Votre tournée vous a sans doute permis de constater que je n'avais pas grand-chose que vous pouviez espérer vendre: des vieux appareils démodés, pas d'argent, pas de bijoux, ni équipement de luxe. Vous avez quand même réussi à vous constituer un butin intéressant. Mon téléviseur à écran plat, par exemple, que vous vous êtes empressé de faucher - en prenant soin, j'imagine, de l'emballer au préalable dans le drap que vous avez cueilli dans mon lit. Qu'auriez-vous pu prendre d'autre? Sûrement pas mes livres! Car je doute que vous vous y intéressiez. Mais je fais sans doute montre ici de préjugés déplacés à votre égard. Peut-être la culture vous intéresse-t-elle, après tout, car vous avez aussi fauché les billets de spectacle que j'avais laissés près de mon téléphone.

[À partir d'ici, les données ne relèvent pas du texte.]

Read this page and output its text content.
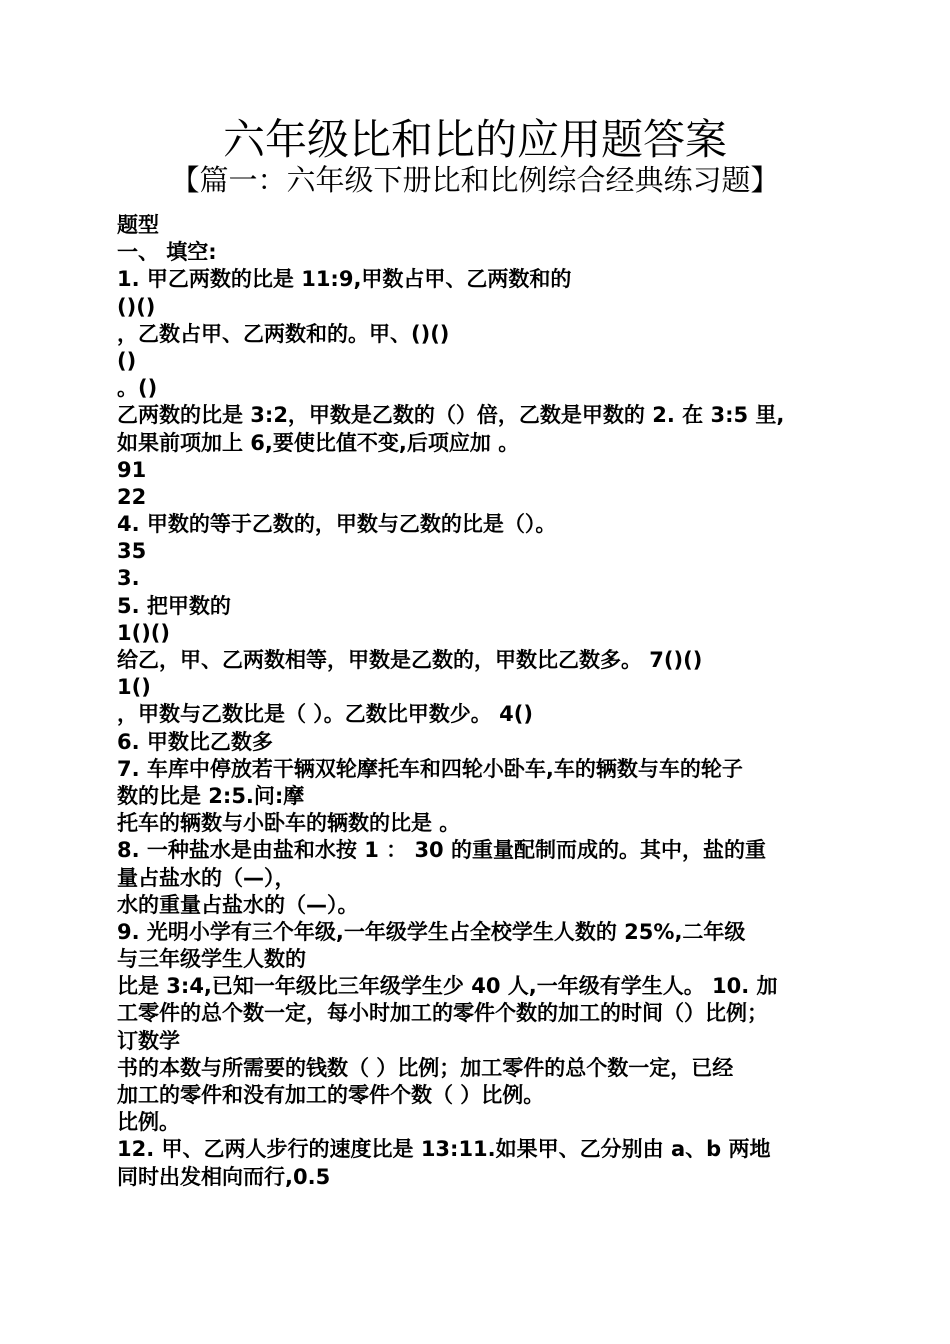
六年级比和比的应用题答案
【篇一：六年级下册比和比例综合经典练习题】
题型
一、 填空:
1. 甲乙两数的比是 11:9,甲数占甲、乙两数和的
()()
，乙数占甲、乙两数和的。甲、()()
()
。()
乙两数的比是 3:2，甲数是乙数的（）倍，乙数是甲数的 2. 在 3:5 里,
如果前项加上 6,要使比值不变,后项应加 。
91
22
4. 甲数的等于乙数的，甲数与乙数的比是（）。
35
3.
5. 把甲数的
1()()
给乙，甲、乙两数相等，甲数是乙数的，甲数比乙数多。 7()()
1()
，甲数与乙数比是（ ）。乙数比甲数少。 4()
6. 甲数比乙数多
7. 车库中停放若干辆双轮摩托车和四轮小卧车,车的辆数与车的轮子
数的比是 2:5.问:摩
托车的辆数与小卧车的辆数的比是 。
8. 一种盐水是由盐和水按 1 ： 30 的重量配制而成的。其中，盐的重
量占盐水的（—），
水的重量占盐水的（—）。
9. 光明小学有三个年级,一年级学生占全校学生人数的 25%,二年级
与三年级学生人数的
比是 3:4,已知一年级比三年级学生少 40 人,一年级有学生人。 10. 加
工零件的总个数一定，每小时加工的零件个数的加工的时间（）比例；
订数学
书的本数与所需要的钱数（ ）比例；加工零件的总个数一定，已经
加工的零件和没有加工的零件个数（ ）比例。
比例。
12. 甲、乙两人步行的速度比是 13:11.如果甲、乙分别由 a、b 两地
同时出发相向而行,0.5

Depuis, je m'emploie à effacer vos traces. Je ne sais encore combien me coûtera la réparation de ma porte, ni le remplacement de ce que vous m'avez piqué. Cependant, si je réclame à mon assureur, je verrai mes primes augmenter de 40% l'an prochain. Si j'étais vous, je leur réclamerais une quote-part: après tout, grâce à vous, ils empochent des sommes rondelettes à mes dépens, eux aussi!

L'une des conséquences les plus perverses de votre passage chez moi est la méfiance qu'elle me laisse. Méfiance généralisée: envers les voisins, les passants, les institutions. Comprenez que n'ayant pas vu votre visage, je le cherche parmi tous ceux que je croise dans mon quartier.

Il est une autre chose dont je vous tiendrai rigueur plus longtemps: l'insécurité et la peur que vous avez semées chez moi. La peur que vous décidiez de prendre à nouveau ma maison pour cible. L'insécurité de savoir si mes allées et venues sont surveillées, de constater, chaque fois que je reviens, que ma porte ou mes fenêtres ont été forcées. Alors, devrais-je avoir le réflexe de me barricader en espérant être à l'abri? C'est évident, je vais accroître mes précautions, bien que j'en aie toujours pris plusieurs. Je ne veux pas de cette escalade, c'est clair. Je ne veux surtout pas vivre prisonnière derrière des barreaux alors que vous allez et venez à votre guise. Cette idée provoque ma colère, je l'avoue. Je voulais vous en faire part et vous signifier clairement que votre visite est tout, sauf un plaisir.